The lawyer is subsumed within the law firm, a cog to work and bill hours so that partners can score the best PEPs in the AmLaw 200. The tournament becomes more like Rollerball, and associates are dropped by the wayside, shunted into professional support, or given the consolation prize of a salaried partnership.
Lawyers, investment banks, and credit rating agencies collude to create hitherto unknown levels of debt. The ethos of professionalism is replaced by morality of business. Ethics seems less relevant as states investigate professions restrictive practices and eventually compel them to open up to external competition. Lawyers hold out for the longest but eventuall succumb.

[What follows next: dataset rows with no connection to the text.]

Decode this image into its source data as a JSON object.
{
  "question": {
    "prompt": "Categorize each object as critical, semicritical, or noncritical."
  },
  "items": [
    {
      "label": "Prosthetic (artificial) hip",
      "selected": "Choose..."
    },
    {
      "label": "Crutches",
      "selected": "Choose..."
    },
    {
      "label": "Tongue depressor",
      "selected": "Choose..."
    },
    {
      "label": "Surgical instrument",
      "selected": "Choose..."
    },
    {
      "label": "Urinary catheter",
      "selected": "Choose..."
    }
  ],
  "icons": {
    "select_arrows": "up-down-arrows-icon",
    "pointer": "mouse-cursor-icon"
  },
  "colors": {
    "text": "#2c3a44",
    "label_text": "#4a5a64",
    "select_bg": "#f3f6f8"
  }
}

All is not lost, however, as we rise to the lid, the final piece of bun, the capstone of the burger. Mine in the picture has eyes. These are the eyes of the state's regulators, local, national, and increasingly global. We enter the period, in the 21st century, of the alternative business structure, the limited disciplinary partnerships, the supermarket law firm, the legal process outsourcer--a free for all redolent of the 19th century.
Equity partnerships, post-recession, are shrunk and remain so. Associates are expendable with few opportunities of partnership, just like the seeds on the bun. Finally, law firms and businesses as entities are regulated instead of the individual lawyer. Even the regulators get their own regulator.
So there you have it class. In as much time as it takes to eat a burger, you have the history of the legal profession over the last three centuries.
Class, please ensure you eat all your burger.....It's your profession after all.